In 1.7.2 we also added an option to disable local shortcuts, that "maybe" raises that alert, but that is only from 1.7.2.
.
Also added eslint but that is for build time, not runtime.
See the changes in here... there is a lot of code-refactoring removing lines etc. https://github.com/IsmaelMartinez/teams-for-linux/compare/v1.6.1...v1.7.4
Can you check if 1.8.0 still has this error? I just updated electron to 30.
Also put the logs you for teams-for-linux. I don't think is going to be related to the web part, but there might be some info in there.
Thanks!
Will do! May be a few days -- navigating out of office work. Also I applied a policy to ignore the SELinux alert I was getting from teams 1.7x. I need to figure out how to un-do that to get a proper test if 1.8x changes this or not.

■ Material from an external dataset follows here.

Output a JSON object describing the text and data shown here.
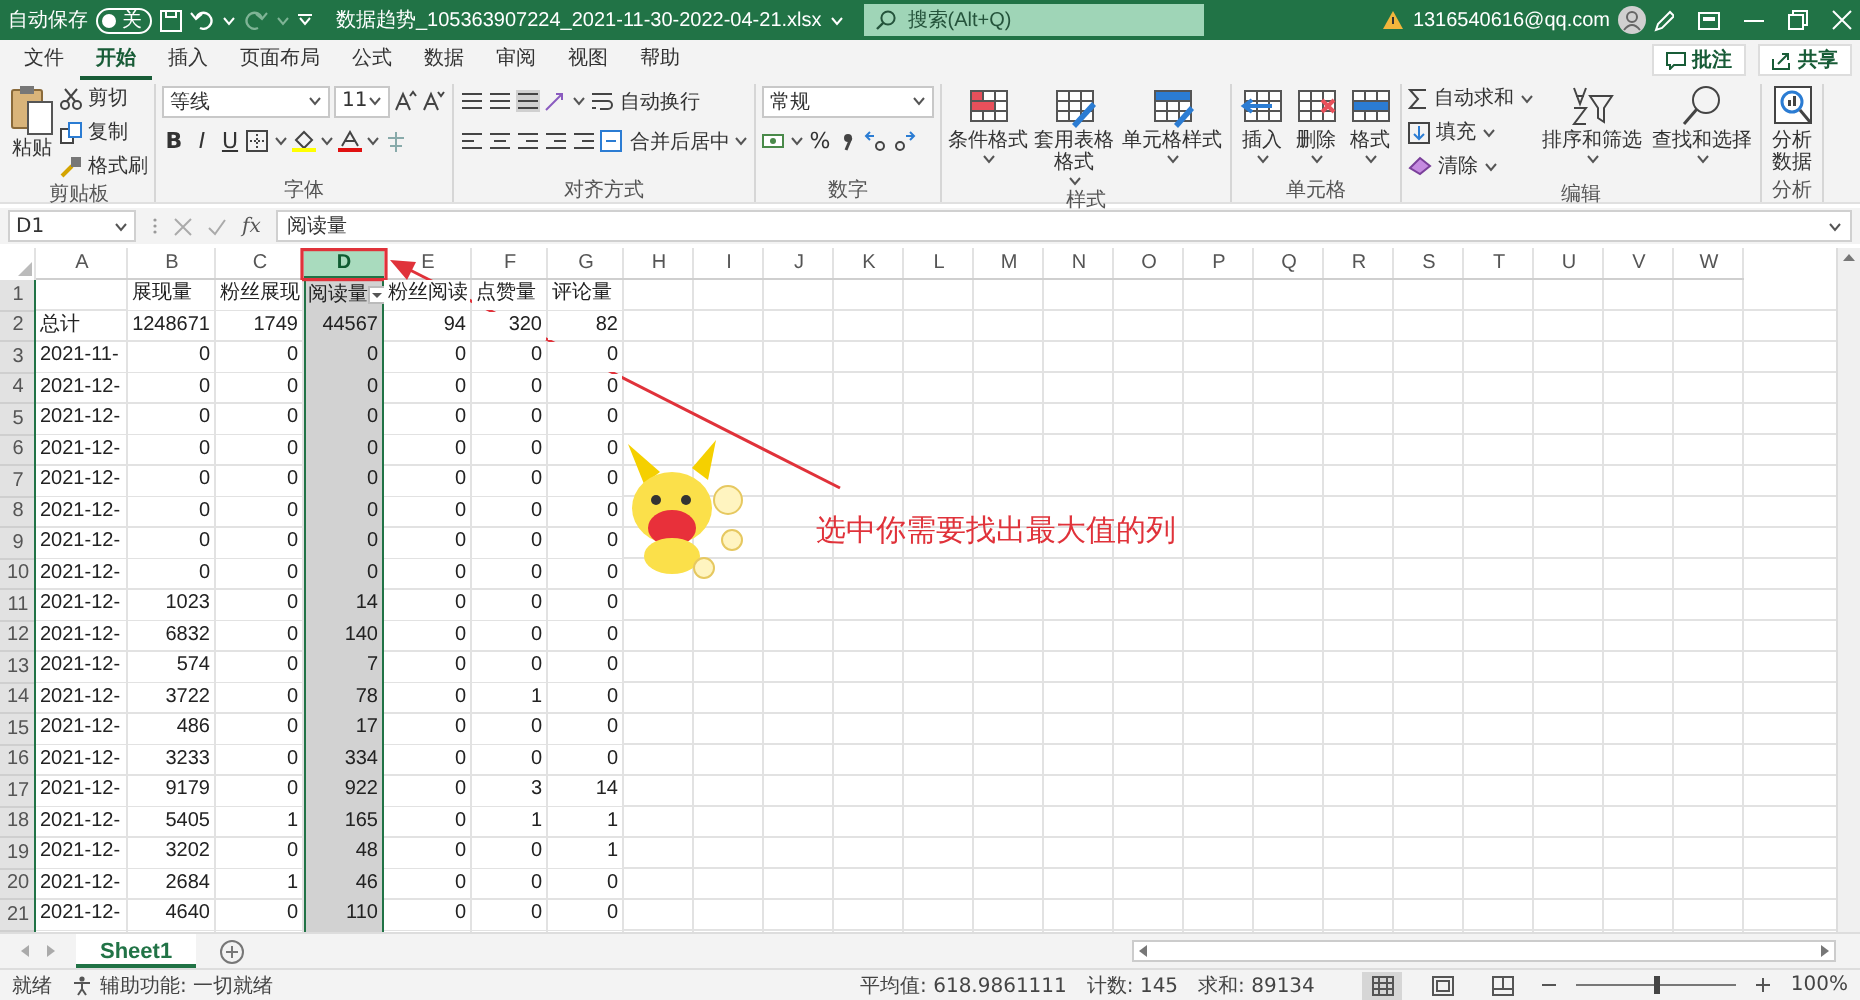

I'm running Silverblue and getting this as well, however Teams for Linux still works. So even though you may see something in the selinux audit.log about something being blocked it's not an issue unless the application breaks and even then there are selinux booleans you can use for such circumstances. I'm assuming this could also be caused by an application like Signal or Discord?
I will close this, If you got more info no why it is complaining then we can re-open.